На тротуаре инвалид с жестяной кружкой:
— Граждане, красавцы и красавицы, жертвуйте на памятник героям, погибшим от злодеяний большевиков! Подходим, не стесняемся!
Матвей Львович смотрел на текущую непрерывным потоком толпу — выцветшие котелки, картузы, дамские шляпы, явно сделанные из сукна, содранного с ломберных столиков… Беженцы, вашу мать… До сентября он еще верил в возможность победы, но когда в Главном управлении снабжений ему сказали, что зимой армия останется без сапог, Матвей Львович понял, что дело проиграно.
Все победы от Царицына до Одессы были счастьем игрока, а не результатом расчета. Каждый франтик, гуляющий по Серебряковской, затылком ощущал это и потому сидел в Новороссийске поближе к кораблям — на случай катастрофы.
Матвею Львовичу доводилось быть в тылу у красных: там деспотическая власть не давала вздохнуть свободно, но там ясно чувствовалось, что большевики станут драться за каждый камень. В Новороссийске все заглядывали друг другу в лица: «А вы пойдете на фронт?» — и только из деликатности не добавляли: «…защищать нас?» Новый порочный круг: я не иду в армию, потому что никто не идет.
Вся территория белых была покрыта этими ведьмиными кругами.

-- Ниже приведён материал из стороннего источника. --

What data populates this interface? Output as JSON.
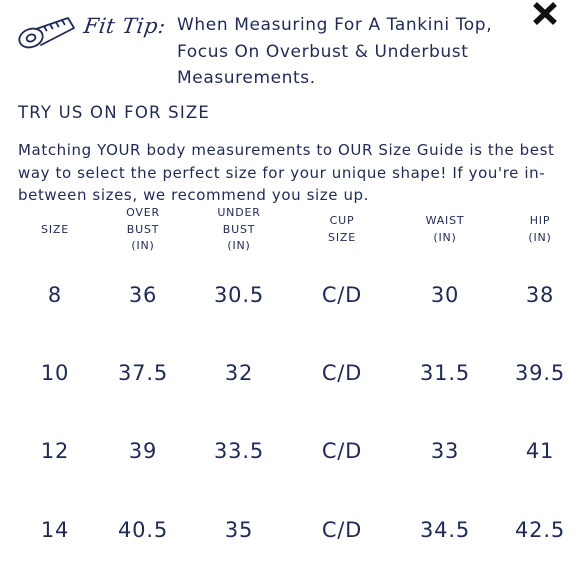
{
  "fit_tip": {
    "label": "Fit Tip:",
    "text": "When Measuring For A Tankini Top, Focus On Overbust & Underbust Measurements."
  },
  "section_heading": "TRY US ON FOR SIZE",
  "intro": "Matching YOUR body measurements to OUR Size Guide is the best way to select the perfect size for your unique shape! If you're in-between sizes, we recommend you size up.",
  "table": {
    "headers": [
      "SIZE",
      "OVER\nBUST\n(IN)",
      "UNDER\nBUST\n(IN)",
      "CUP\nSIZE",
      "WAIST\n(IN)",
      "HIP\n(IN)"
    ],
    "rows": [
      [
        "8",
        "36",
        "30.5",
        "C/D",
        "30",
        "38"
      ],
      [
        "10",
        "37.5",
        "32",
        "C/D",
        "31.5",
        "39.5"
      ],
      [
        "12",
        "39",
        "33.5",
        "C/D",
        "33",
        "41"
      ],
      [
        "14",
        "40.5",
        "35",
        "C/D",
        "34.5",
        "42.5"
      ]
    ]
  },
  "icons": {
    "tape": "measuring-tape-icon",
    "close": "close-icon"
  },
  "colors": {
    "text": "#1f2a55",
    "close": "#111111",
    "background": "#ffffff"
  }
}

Нет довольствия — будут грабежи, население станет прятать провиант и вредить «белобандитам» по мере сил и возможностей.
Нет резервов — войска начнут отступать, а в отступающую армию добровольцев не загонишь.
Нет информации — все будет делаться на авось и держаться на соплях.
Нет веры, что командиров заботит твоя судьба, — и вот Новороссийск уже переполнен солдатами, самовольно покинувшими позиции.